Intrauterine pregnancy describes when a fertilized egg implants in the uterus but doesn’t lead to a full-term pregnancy. When this happens, it’s often called an ectopic pregnancy. Even though ectopic pregnancies are relatively rare, they can be life-threatening for the pregnant woman and her baby. This blog post will discuss what you should know about intrauterine pregnancy and how to prevent it.
What is intrauterine pregnancy?
Intrauterine pregnancy is when a fertilized egg (the embryo) resides within the uterus, usually lasting around nine months. Intrauterine pregnancies are uncommon but can occur in up to 12% of all conceptions.
There are a few key things you should know about intrauterine pregnancies:
-The embryo is protected by the uterine wall and cannot be seen or felt during an ultrasound.

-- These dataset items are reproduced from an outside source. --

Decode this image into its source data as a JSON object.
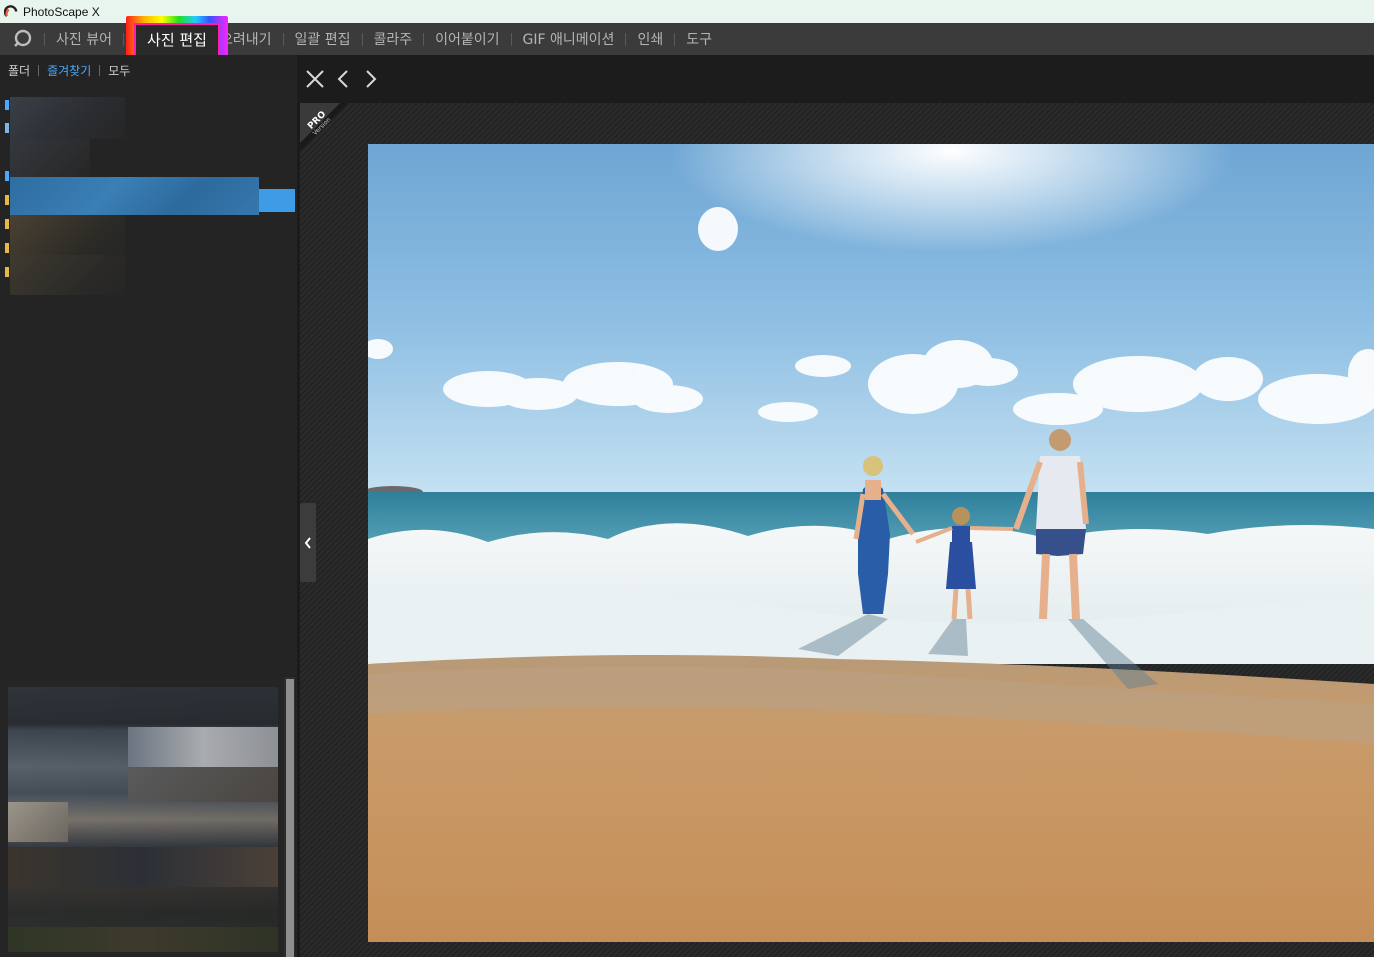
{
  "app": {
    "title": "PhotoScape X"
  },
  "menu": {
    "home_icon": "photoscape-home-icon",
    "items": [
      {
        "label": "사진 뷰어"
      },
      {
        "label": "사진 편집",
        "active": true
      },
      {
        "label": "오려내기"
      },
      {
        "label": "일괄 편집"
      },
      {
        "label": "콜라주"
      },
      {
        "label": "이어붙이기"
      },
      {
        "label": "GIF 애니메이션"
      },
      {
        "label": "인쇄"
      },
      {
        "label": "도구"
      }
    ],
    "highlight_colors": [
      "#ff1e1e",
      "#ffff00",
      "#22dd22",
      "#22ccff",
      "#3355ff",
      "#ff22ff"
    ]
  },
  "left": {
    "tabs": [
      {
        "label": "폴더"
      },
      {
        "label": "즐겨찾기",
        "active": true
      },
      {
        "label": "모두"
      }
    ],
    "selected_color": "#3e9be6"
  },
  "viewer": {
    "badge_line1": "PRO",
    "badge_line2": "Version",
    "close_icon": "close-icon",
    "prev_icon": "chevron-left-icon",
    "next_icon": "chevron-right-icon",
    "collapse_icon": "chevron-left-icon"
  },
  "photo": {
    "subject": "beach-family-photo"
  }
}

-If you are pregnant with an intrauterine pregnancy, your doctor may notice increased vaginal bleeding or pelvic pain early on. If these symptoms persist or worsen, contact your doctor.
-Intrauterine pregnancies risk miscarriage, but this varies depending on the woman’s age, health history, and fertility status. A small percentage of women who miscarry with an intrauterine pregnancy will also experience long-term health problems such as preeclampsia (a high blood pressure condition) or placental abruption (a tear in the placenta).

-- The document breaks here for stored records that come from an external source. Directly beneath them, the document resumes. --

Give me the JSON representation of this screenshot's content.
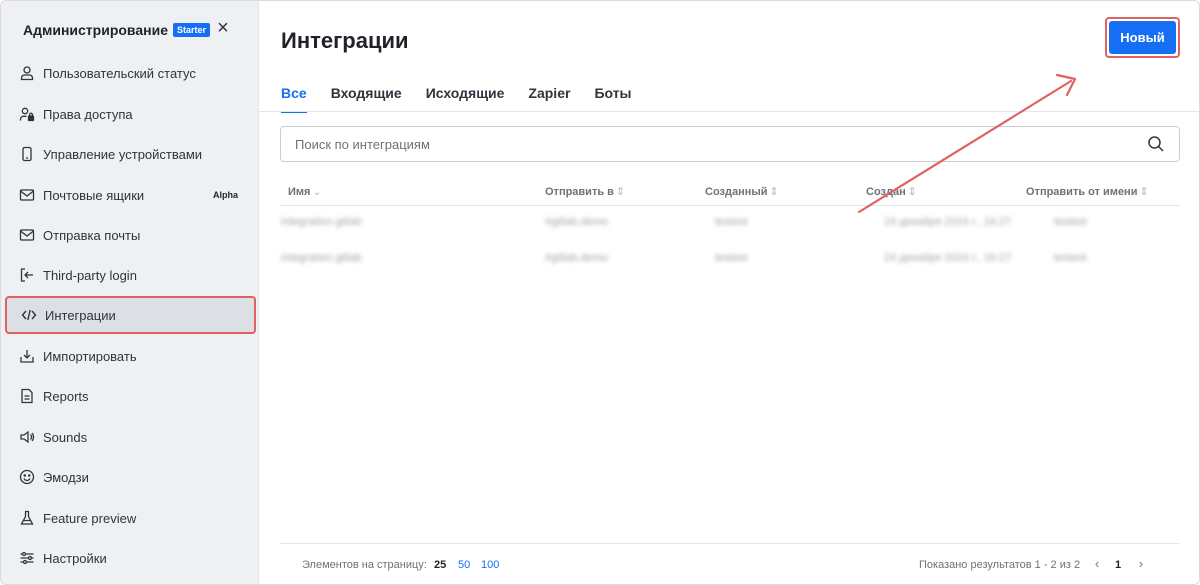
{
  "sidebar": {
    "title": "Администрирование",
    "badge": "Starter",
    "items": [
      {
        "label": "Пользовательский статус",
        "icon": "user-icon"
      },
      {
        "label": "Права доступа",
        "icon": "user-lock-icon"
      },
      {
        "label": "Управление устройствами",
        "icon": "mobile-icon"
      },
      {
        "label": "Почтовые ящики",
        "icon": "mail-icon",
        "badge": "Alpha"
      },
      {
        "label": "Отправка почты",
        "icon": "mail-icon"
      },
      {
        "label": "Third-party login",
        "icon": "login-icon"
      },
      {
        "label": "Интеграции",
        "icon": "code-icon",
        "active": true
      },
      {
        "label": "Импортировать",
        "icon": "import-icon"
      },
      {
        "label": "Reports",
        "icon": "document-icon"
      },
      {
        "label": "Sounds",
        "icon": "speaker-icon"
      },
      {
        "label": "Эмодзи",
        "icon": "emoji-icon"
      },
      {
        "label": "Feature preview",
        "icon": "flask-icon"
      },
      {
        "label": "Настройки",
        "icon": "sliders-icon"
      }
    ]
  },
  "header": {
    "title": "Интеграции",
    "new_button": "Новый"
  },
  "tabs": [
    "Все",
    "Входящие",
    "Исходящие",
    "Zapier",
    "Боты"
  ],
  "search": {
    "placeholder": "Поиск по интеграциям"
  },
  "table": {
    "columns": [
      "Имя",
      "Отправить в",
      "Созданный",
      "Создан",
      "Отправить от имени"
    ],
    "rows": [
      [
        "integration gitlab",
        "#gitlab.demo",
        "testest",
        "24 декабря 2024 г., 16:27",
        "testest"
      ],
      [
        "integration gitlab",
        "#gitlab.demo",
        "testest",
        "24 декабря 2024 г., 16:27",
        "testest"
      ]
    ]
  },
  "pagination": {
    "per_page_label": "Элементов на страницу:",
    "options": [
      "25",
      "50",
      "100"
    ],
    "selected": "25",
    "results": "Показано результатов 1 - 2 из 2",
    "prev": "‹",
    "page": "1",
    "next": "›"
  },
  "colors": {
    "accent": "#156ff5",
    "highlight": "#e06162"
  }
}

While risks are associated with every pregnancy, knowing about intrauterine pregnancies can help you make informed decisions about your future childbearing options.
How is intrauterine pregnancy diagnosed?
Intrauterine pregnancy is diagnosed by taking a pregnancy test. If the test is positive, your doctor will do a pelvic exam to determine if you are pregnant.
What are the risks of intrauterine pregnancy?
There are many risks associated with intrauterine pregnancy, but most of these can be minimised by taking simple precautions. Some of the key risks to consider include the following:
- The risk of developing preeclampsia (a severe complication that can lead to a stroke or even death). Preeclampsia is most common in pregnant women who are 35 or older, have a previous preexisting condition like hypertension, diabetes, or severe liver disease, or carry a baby extra-large for their weight. If you develop symptoms of preeclampsia, such as high blood pressure, swelling around the neck and face, extreme tiredness, and seizures, you should see your doctor immediately.
- The risk of developing congenital disabilities (such as cleft lip or palate). Congenital disabilities are more likely to occur in pregnancies that involve an abnormal sperm or egg pairing (known as spontaneous miscarriage), severe maternal illness (e.g., G6PD deficiency), or multiple births. Contact your doctor immediately if you’re pregnant and notice unusual changes in your baby’s development (e.g., small head size).
- The risk of losing the pregnancy altogether (known as ectopic pregnancy). Ectopic pregnancies occur when the fertilised egg implants outside the uterus – usually in the fallopian tubes – but can also happen in other body parts like the ovaries. If you experience heavy vaginal bleeding and pain during intercourse, remember to
What are the benefits of intrauterine pregnancy?
There are several benefits to intrauterine pregnancy, including that:
-It’s a low-risk option. Intrauterine pregnancy is one of the lowest-risk pregnancies you can have.
-It’s a natural way to get pregnant. Intrauterine pregnancy is often considered a natural way to get pregnant because it happens in the body’s way – without using any outside help.
-It may be more comfortable than other types of pregnancies. Intrauterine pregnancy may be more comfortable than other pregnancies because it’s less likely to cause pain, and there’s often little or no bleeding during the first few months.
-The baby may be healthier. One study found that babies born via intrauterine pregnancy were generally healthier than those born through other methods, such as artificial insemination or intercourse. They tended to have lower rates of asthma and respiratory problems and fewer behavioural issues.
How long does it take for intrauterine pregnancies to result in a baby?
Intrauterine pregnancies can result in a baby within about nine weeks, which can take up to twelve weeks. The time it takes for intrauterine pregnancies to result in a baby is based on many factors, including the woman’s age and the uterus size.
What are the risks of not undergoing an intrauterine pregnancy?
If you don’t undergo an intrauterine germination, there are several risks. The most common is a miscarriage, which can occur in up to 50 per cent of cases. Another chance is having a baby with congenital disabilities, including serious brain and heart conditions. If you choose not to have an intrauterine pregnancy, your health and your baby’s health may be at risk.
What should you do if you are pregnant and decide to terminate?
You should know a few things if you are pregnant and decide to terminate the pregnancy:
- Your health is your top priority. Make sure to talk to your doctor about your options and whether or not they’re best for you.
- Get all the information you need about abortion procedures. There are many different ways to terminate a pregnancy, and it can be scary if you don’t know what to expect.
- Remember that abortion is a sensitive topic, and some people may not be able to accept it.
Do what feels right for you, and don’t worry about anyone else.